Hallowe'en isn't really a thing here (yet). The pubs and clubs have special drinks or theme nights, but the whole decorating and dressing up, no. I saw one group of teenagers walking down the road but they were not interested in trick or treating, they were heading for a place to hang out and take legal/illegal drugs.

When I was living in Ireland in the early 1980s, Hallowe'en was still Samhain, lots of mythology and bonfires and stuff I did not understand. Especially Barm Brack, or bairín breac, a round soft yeasty fruit bread with a ring hidden inside. And yes, the ring miraculously landed on my plate one day and all of R's family started to whoop and clap. The first crazy Hallowe'en parties with dressing up were becoming  fashionable and one year, we both dressed up as Rubik cubes, very uncomfortable as I remember.

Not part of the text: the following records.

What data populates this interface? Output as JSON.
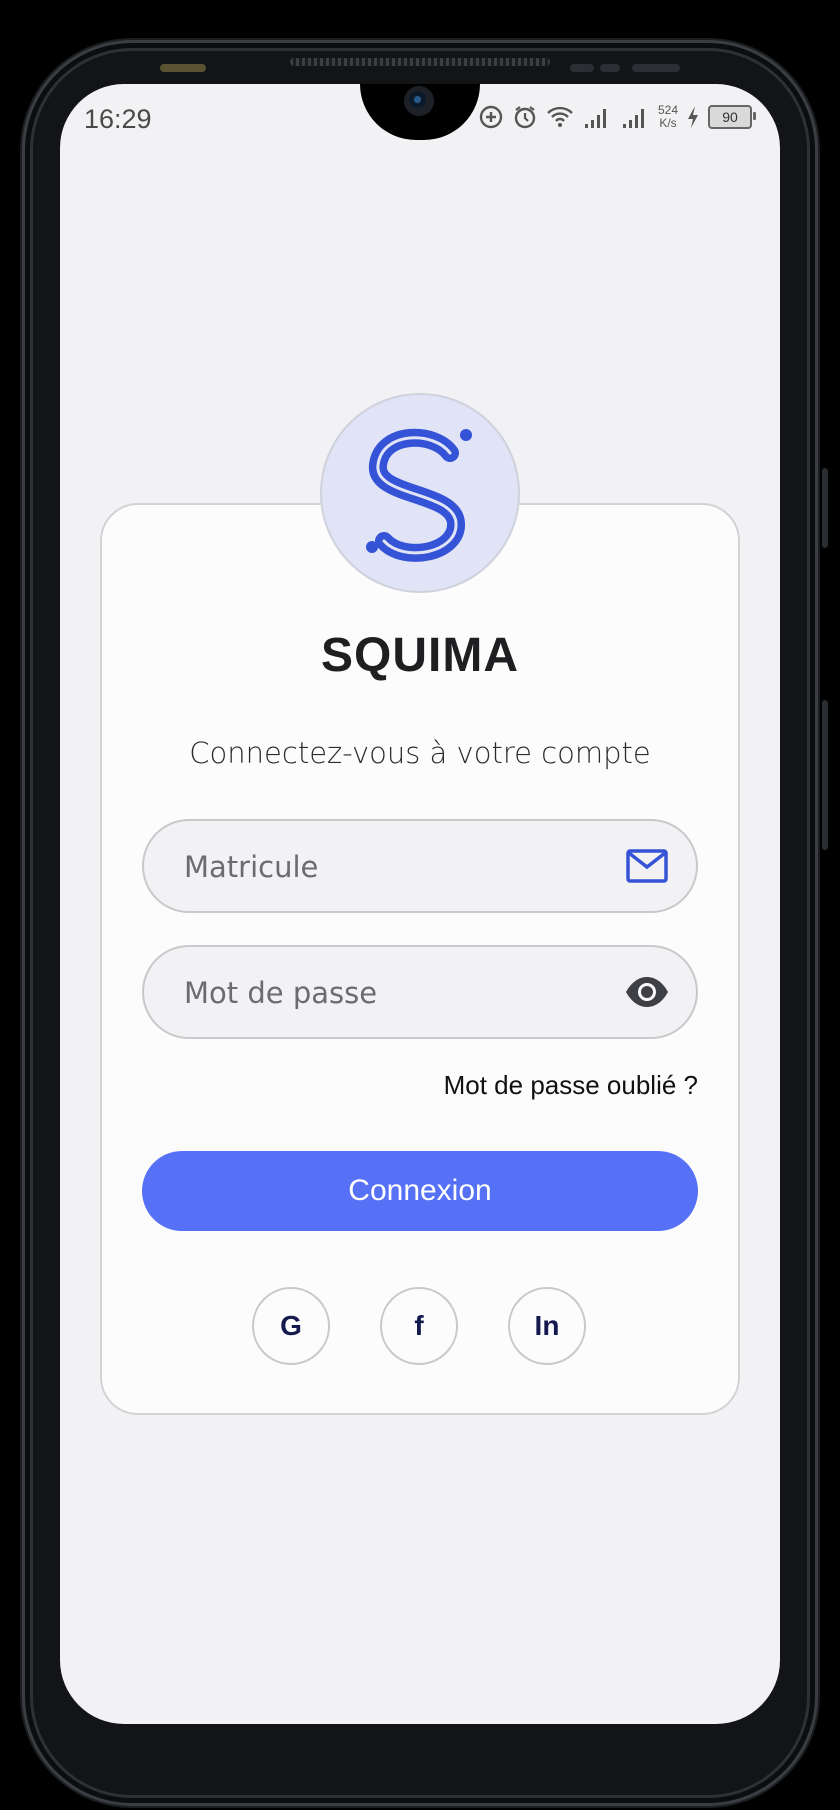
{
  "status_bar": {
    "time": "16:29",
    "net_rate_value": "524",
    "net_rate_unit": "K/s",
    "battery_level": "90",
    "icons": [
      "data-saver-icon",
      "alarm-icon",
      "wifi-icon",
      "signal-icon",
      "signal-icon",
      "charging-icon",
      "battery-icon"
    ]
  },
  "app": {
    "logo_letter": "S",
    "title": "SQUIMA",
    "subtitle": "Connectez-vous à votre compte"
  },
  "form": {
    "matricule_placeholder": "Matricule",
    "matricule_icon": "mail-icon",
    "password_placeholder": "Mot de passe",
    "password_icon": "eye-icon",
    "forgot_label": "Mot de passe oublié ?",
    "submit_label": "Connexion"
  },
  "social": [
    {
      "label": "G"
    },
    {
      "label": "f"
    },
    {
      "label": "In"
    }
  ],
  "colors": {
    "primary": "#5670f6",
    "logo": "#3553d6",
    "background": "#f2f2f4",
    "card": "#fcfcfd"
  }
}
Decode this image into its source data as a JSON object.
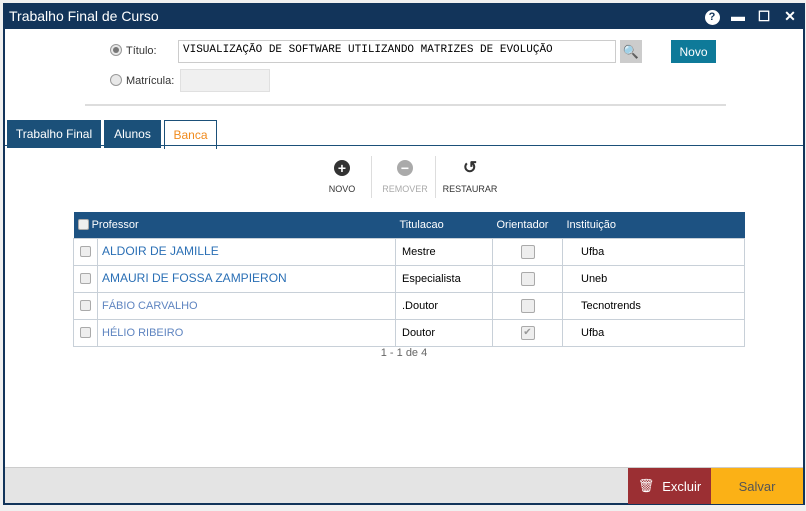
{
  "window": {
    "title": "Trabalho Final de Curso"
  },
  "search": {
    "titulo_label": "Título:",
    "titulo_value": "VISUALIZAÇÃO DE SOFTWARE UTILIZANDO MATRIZES DE EVOLUÇÃO",
    "matricula_label": "Matrícula:",
    "matricula_value": "",
    "novo_label": "Novo"
  },
  "tabs": [
    {
      "label": "Trabalho Final"
    },
    {
      "label": "Alunos"
    },
    {
      "label": "Banca",
      "active": true
    }
  ],
  "toolbar": {
    "novo": "NOVO",
    "remover": "REMOVER",
    "restaurar": "RESTAURAR"
  },
  "table": {
    "headers": {
      "professor": "Professor",
      "titulacao": "Titulacao",
      "orientador": "Orientador",
      "instituicao": "Instituição"
    },
    "rows": [
      {
        "professor": "ALDOIR DE JAMILLE",
        "titulacao": "Mestre",
        "orientador": false,
        "instituicao": "Ufba"
      },
      {
        "professor": "AMAURI DE FOSSA ZAMPIERON",
        "titulacao": "Especialista",
        "orientador": false,
        "instituicao": "Uneb"
      },
      {
        "professor": "FÁBIO CARVALHO",
        "titulacao": ".Doutor",
        "orientador": false,
        "instituicao": "Tecnotrends"
      },
      {
        "professor": "HÉLIO RIBEIRO",
        "titulacao": "Doutor",
        "orientador": true,
        "instituicao": "Ufba"
      }
    ]
  },
  "pagination": "1 - 1 de 4",
  "footer": {
    "excluir": "Excluir",
    "salvar": "Salvar"
  }
}
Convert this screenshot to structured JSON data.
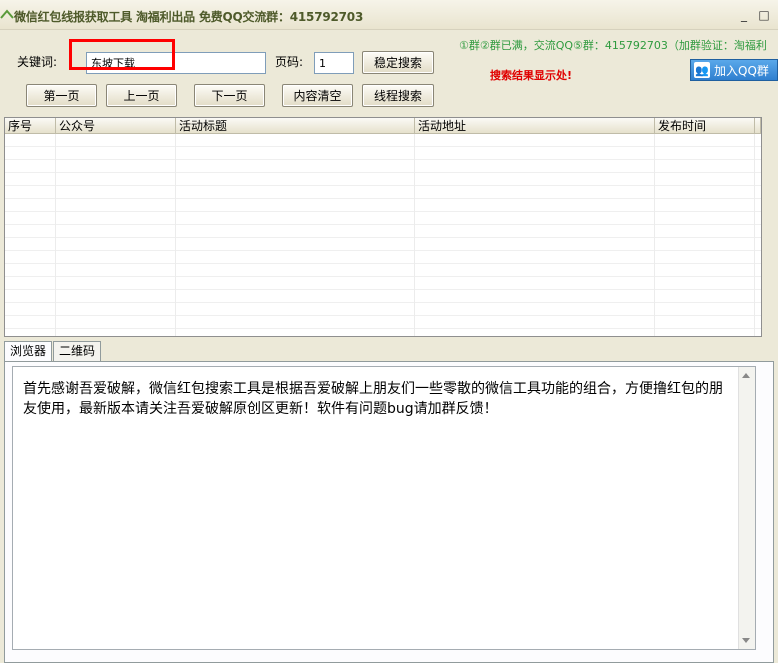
{
  "window": {
    "title": "微信红包线报获取工具 淘福利出品 免费QQ交流群：415792703",
    "minimize": "_",
    "maximize": "□"
  },
  "search": {
    "keyword_label": "关键词:",
    "keyword_value": "东坡下载",
    "page_label": "页码:",
    "page_value": "1",
    "stable_search": "稳定搜索",
    "thread_search": "线程搜索"
  },
  "nav": {
    "first": "第一页",
    "prev": "上一页",
    "next": "下一页",
    "clear": "内容清空"
  },
  "notice": "①群②群已满，交流QQ⑤群：415792703（加群验证：淘福利",
  "result_hint": "搜索结果显示处!",
  "qq_button": "加入QQ群",
  "table": {
    "columns": [
      "序号",
      "公众号",
      "活动标题",
      "活动地址",
      "发布时间"
    ]
  },
  "tabs": [
    "浏览器",
    "二维码"
  ],
  "browser": {
    "text": "首先感谢吾爱破解，微信红包搜索工具是根据吾爱破解上朋友们一些零散的微信工具功能的组合，方便撸红包的朋友使用，最新版本请关注吾爱破解原创区更新！软件有问题bug请加群反馈！"
  },
  "colors": {
    "notice": "#2e9a3e",
    "result_hint": "#e00000",
    "highlight_box": "#ff0000",
    "qq_button": "#2f7fcf"
  }
}
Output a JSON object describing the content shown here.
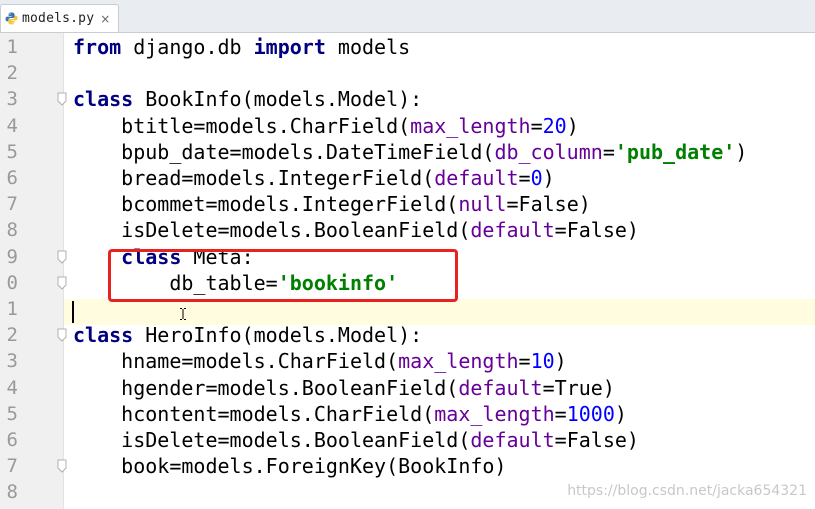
{
  "tab": {
    "filename": "models.py",
    "close_glyph": "×",
    "icon": "python-file-icon"
  },
  "editor": {
    "line_numbers": [
      "1",
      "2",
      "3",
      "4",
      "5",
      "6",
      "7",
      "8",
      "9",
      "0",
      "1",
      "2",
      "3",
      "4",
      "5",
      "6",
      "7",
      "8"
    ],
    "lines": [
      [
        {
          "t": "from",
          "c": "kw"
        },
        {
          "t": " django.db "
        },
        {
          "t": "import",
          "c": "kw"
        },
        {
          "t": " models"
        }
      ],
      [],
      [
        {
          "t": "class",
          "c": "kw"
        },
        {
          "t": " BookInfo(models.Model):"
        }
      ],
      [
        {
          "t": "    btitle=models.CharField("
        },
        {
          "t": "max_length",
          "c": "param"
        },
        {
          "t": "="
        },
        {
          "t": "20",
          "c": "num"
        },
        {
          "t": ")"
        }
      ],
      [
        {
          "t": "    bpub_date=models.DateTimeField("
        },
        {
          "t": "db_column",
          "c": "param"
        },
        {
          "t": "="
        },
        {
          "t": "'pub_date'",
          "c": "str"
        },
        {
          "t": ")"
        }
      ],
      [
        {
          "t": "    bread=models.IntegerField("
        },
        {
          "t": "default",
          "c": "param"
        },
        {
          "t": "="
        },
        {
          "t": "0",
          "c": "num"
        },
        {
          "t": ")"
        }
      ],
      [
        {
          "t": "    bcommet=models.IntegerField("
        },
        {
          "t": "null",
          "c": "param"
        },
        {
          "t": "=False)"
        }
      ],
      [
        {
          "t": "    isDelete=models.BooleanField("
        },
        {
          "t": "default",
          "c": "param"
        },
        {
          "t": "=False)"
        }
      ],
      [
        {
          "t": "    "
        },
        {
          "t": "class",
          "c": "kw"
        },
        {
          "t": " Meta:"
        }
      ],
      [
        {
          "t": "        db_table="
        },
        {
          "t": "'bookinfo'",
          "c": "str"
        }
      ],
      [],
      [
        {
          "t": "class",
          "c": "kw"
        },
        {
          "t": " HeroInfo(models.Model):"
        }
      ],
      [
        {
          "t": "    hname=models.CharField("
        },
        {
          "t": "max_length",
          "c": "param"
        },
        {
          "t": "="
        },
        {
          "t": "10",
          "c": "num"
        },
        {
          "t": ")"
        }
      ],
      [
        {
          "t": "    hgender=models.BooleanField("
        },
        {
          "t": "default",
          "c": "param"
        },
        {
          "t": "=True)"
        }
      ],
      [
        {
          "t": "    hcontent=models.CharField("
        },
        {
          "t": "max_length",
          "c": "param"
        },
        {
          "t": "="
        },
        {
          "t": "1000",
          "c": "num"
        },
        {
          "t": ")"
        }
      ],
      [
        {
          "t": "    isDelete=models.BooleanField("
        },
        {
          "t": "default",
          "c": "param"
        },
        {
          "t": "=False)"
        }
      ],
      [
        {
          "t": "    book=models.ForeignKey(BookInfo)"
        }
      ],
      []
    ],
    "fold_marker_lines": [
      3,
      9,
      10,
      12,
      17
    ],
    "caret_line": 11
  },
  "watermark": "https://blog.csdn.net/jacka654321",
  "colors": {
    "keyword": "#000080",
    "string": "#008000",
    "number": "#0000ff",
    "parameter": "#660099",
    "highlight_box": "#e8231f",
    "caret_line_bg": "#fffce0"
  }
}
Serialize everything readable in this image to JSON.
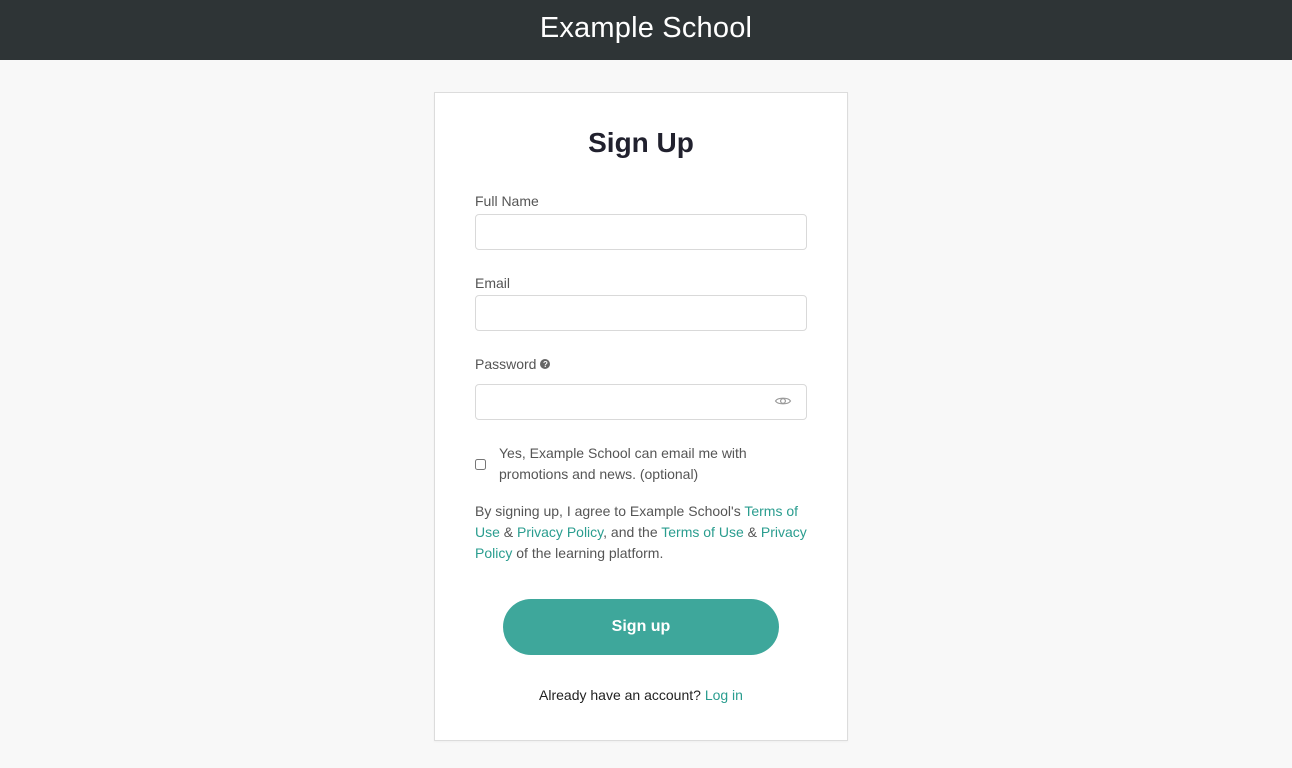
{
  "header": {
    "title": "Example School"
  },
  "form": {
    "title": "Sign Up",
    "full_name": {
      "label": "Full Name",
      "value": "",
      "placeholder": ""
    },
    "email": {
      "label": "Email",
      "value": "",
      "placeholder": ""
    },
    "password": {
      "label": "Password",
      "value": "",
      "placeholder": "",
      "help_icon": "question-circle-icon",
      "toggle_icon": "eye-icon"
    },
    "marketing_opt_in": {
      "label": "Yes, Example School can email me with promotions and news. (optional)",
      "checked": false
    },
    "terms": {
      "text_1": "By signing up, I agree to Example School's ",
      "link_1": "Terms of Use",
      "text_2": " & ",
      "link_2": "Privacy Policy",
      "text_3": ", and the ",
      "link_3": "Terms of Use",
      "text_4": " & ",
      "link_4": "Privacy Policy",
      "text_5": " of the learning platform."
    },
    "submit_label": "Sign up",
    "login_prompt": "Already have an account?",
    "login_link": "Log in"
  },
  "colors": {
    "header_bg": "#2e3436",
    "accent": "#3ea79b",
    "link": "#2a9d8f",
    "page_bg": "#f8f8f8"
  }
}
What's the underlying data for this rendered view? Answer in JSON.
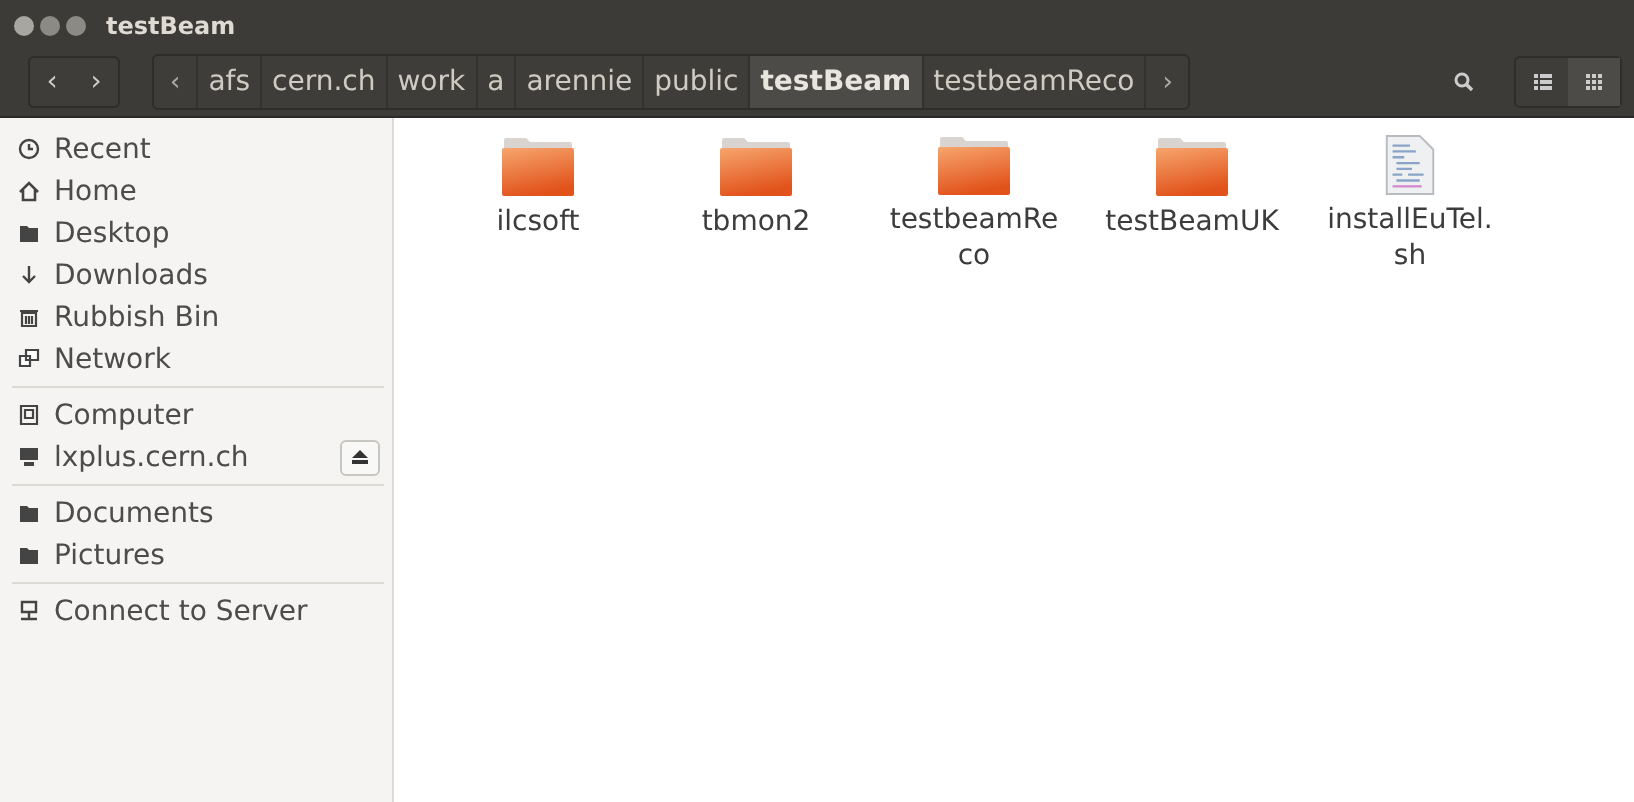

Here the big day, again thanks to the catholics, is the feast of St. Martin, a Roman soldier born around the year 316 AD. According to legend, on the 12th of November, he rode past a starving and freezing beggar. He felt so sorry for the man that he split his warm coat with his sword and gave the beggar one half. During the night, the beggar appeared to Martin in a dream and revealed himself to be Jesus Christ apparently. This is celebrated by the primary schools and kindergartens with lantern parades, hundreds of kids walking behind a person dressed like a Roman soldier sitting on a real horse. The kids carry their home made lanterns and sing special songs. This culminates in a bonfire on a local field and after that, the kids walk from door to door, hold up their lanterns and sing songs and in return get sweets. The best part for most kids is the big fire truck that comes last at the end of the parade in case one or more of the lanterns go up in flames. Also, the horse. The Roman soldier gets mistaken for Santa by some but never mind.

It can be a parent's nightmare, especially the lantern part. These are made in school and I learned the hard way that the required wooden lantern holders sell out rapidly and that teachers have no mercy. My penance is that I now always have a large bucket of sweets waiting for very few kids who make it to our door and we then have to eat the sweets ourselves.

All Souls day is meant to be the day you get your act together regarding death, according to some members of my family, the how and where you want to be buried, what kind of funeral incl. your list of music and readings. I've written my list, a very short one, as I assume that I will not be around on the day, asking for no grave, no funeral (whatever is the cheapest option, I wrote) but if there's time and place, a party. If the religious members of my family should insist on a church funeral (my brother is married to a very lively and persuasive Lutheran pastor), go ahead, I wrote, but only if all of you sing  John Lennon's Imagine.

My mother opted out of it, donated her body to science. We have no idea what happened to it, there is no grave. My father is buried with his parents, for many years he had the letters ready for the shared gravestone incl. numbers and when he lived beyond 1999, got a bit mad at the fact that his set needed more 2s and what to do with all the 9s.